Evidence of commitment to environmental improvements is shown by the country's detailed planning for reducing carbon dioxide emissions, according to the IEA. The government has developed a basic set of measures backed by a reserve package if the basic one does not yield the required results, plus another package for the period after 2010.
Dutch willingness to adjust policies in the light of experience also wins praise. A plan to make purchasing of green certificates for renewably produced electricity compulsory was dropped when it emerged that the consumers were willing to pay extra voluntarily. The government developed policies to cut emissions of all six Kyoto protocol-controlled greenhouse gases when it became clear in the mid-1990s that its carbon dioxide target would be difficult to meet.
Meanwhile, the IEA notes approvingly, the Netherlands is among the European leaders in opening up its electricity and gas markets to competition, with full liberalisation now brought forward from 2007 to 2004.

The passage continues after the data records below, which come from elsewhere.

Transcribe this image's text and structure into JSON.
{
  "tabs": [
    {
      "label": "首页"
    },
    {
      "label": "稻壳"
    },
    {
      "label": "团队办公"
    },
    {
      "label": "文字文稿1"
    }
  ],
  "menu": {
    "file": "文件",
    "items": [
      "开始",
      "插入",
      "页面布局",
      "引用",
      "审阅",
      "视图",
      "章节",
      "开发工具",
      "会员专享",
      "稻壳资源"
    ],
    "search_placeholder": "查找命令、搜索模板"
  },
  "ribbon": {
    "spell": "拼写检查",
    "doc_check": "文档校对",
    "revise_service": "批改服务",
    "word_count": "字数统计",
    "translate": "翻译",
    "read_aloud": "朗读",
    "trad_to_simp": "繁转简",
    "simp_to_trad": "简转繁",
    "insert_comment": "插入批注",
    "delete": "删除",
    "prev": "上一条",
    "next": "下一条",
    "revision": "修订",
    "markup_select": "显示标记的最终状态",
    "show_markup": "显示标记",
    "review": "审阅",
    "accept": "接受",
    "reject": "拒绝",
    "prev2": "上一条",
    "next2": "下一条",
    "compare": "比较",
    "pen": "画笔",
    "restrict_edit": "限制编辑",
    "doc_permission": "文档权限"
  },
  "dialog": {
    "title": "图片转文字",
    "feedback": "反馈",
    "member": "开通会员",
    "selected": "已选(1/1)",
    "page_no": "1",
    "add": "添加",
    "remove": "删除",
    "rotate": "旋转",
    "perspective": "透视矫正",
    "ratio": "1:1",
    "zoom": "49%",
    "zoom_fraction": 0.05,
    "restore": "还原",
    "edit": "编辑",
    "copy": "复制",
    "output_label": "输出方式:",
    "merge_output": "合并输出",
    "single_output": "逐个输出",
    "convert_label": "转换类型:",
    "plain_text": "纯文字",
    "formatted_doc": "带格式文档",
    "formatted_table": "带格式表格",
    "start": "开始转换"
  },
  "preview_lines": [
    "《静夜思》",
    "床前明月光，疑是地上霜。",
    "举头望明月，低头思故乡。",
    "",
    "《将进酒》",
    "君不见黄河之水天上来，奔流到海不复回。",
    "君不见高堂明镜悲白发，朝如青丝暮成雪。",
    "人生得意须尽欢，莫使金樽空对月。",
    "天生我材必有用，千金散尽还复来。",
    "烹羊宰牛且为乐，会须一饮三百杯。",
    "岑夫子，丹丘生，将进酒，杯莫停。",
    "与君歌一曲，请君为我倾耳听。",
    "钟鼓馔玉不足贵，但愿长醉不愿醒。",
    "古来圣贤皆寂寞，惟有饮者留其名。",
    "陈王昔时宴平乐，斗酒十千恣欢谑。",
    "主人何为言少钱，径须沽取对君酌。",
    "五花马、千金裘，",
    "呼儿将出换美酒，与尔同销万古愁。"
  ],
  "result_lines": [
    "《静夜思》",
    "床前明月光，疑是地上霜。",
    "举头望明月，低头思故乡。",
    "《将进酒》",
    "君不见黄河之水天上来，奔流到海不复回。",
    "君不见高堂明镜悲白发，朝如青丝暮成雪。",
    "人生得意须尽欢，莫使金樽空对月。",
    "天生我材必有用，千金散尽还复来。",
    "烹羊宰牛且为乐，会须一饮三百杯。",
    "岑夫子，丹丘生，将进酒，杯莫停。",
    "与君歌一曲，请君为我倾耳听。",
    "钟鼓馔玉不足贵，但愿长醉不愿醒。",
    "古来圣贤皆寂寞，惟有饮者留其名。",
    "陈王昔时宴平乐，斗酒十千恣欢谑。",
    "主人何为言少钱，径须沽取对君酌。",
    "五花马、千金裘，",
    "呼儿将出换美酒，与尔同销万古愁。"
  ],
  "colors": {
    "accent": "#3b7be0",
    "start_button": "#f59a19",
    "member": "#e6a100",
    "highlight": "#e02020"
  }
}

Dutch environmental achievements are likely to fall short of the country's "ambitious" targets, the IEA suggests. It notes that government forecasts currently suggest that renewable will supply 3% of electricity by 2010 rather than the 5% targeted. Energy efficiency improvements have also been slower than desired, mainly due to low energy prices. The Netherlands is only planning to achieve half of its committed 6% cut in greenhouse gas emissions from 1990 to 2008-2012 at home.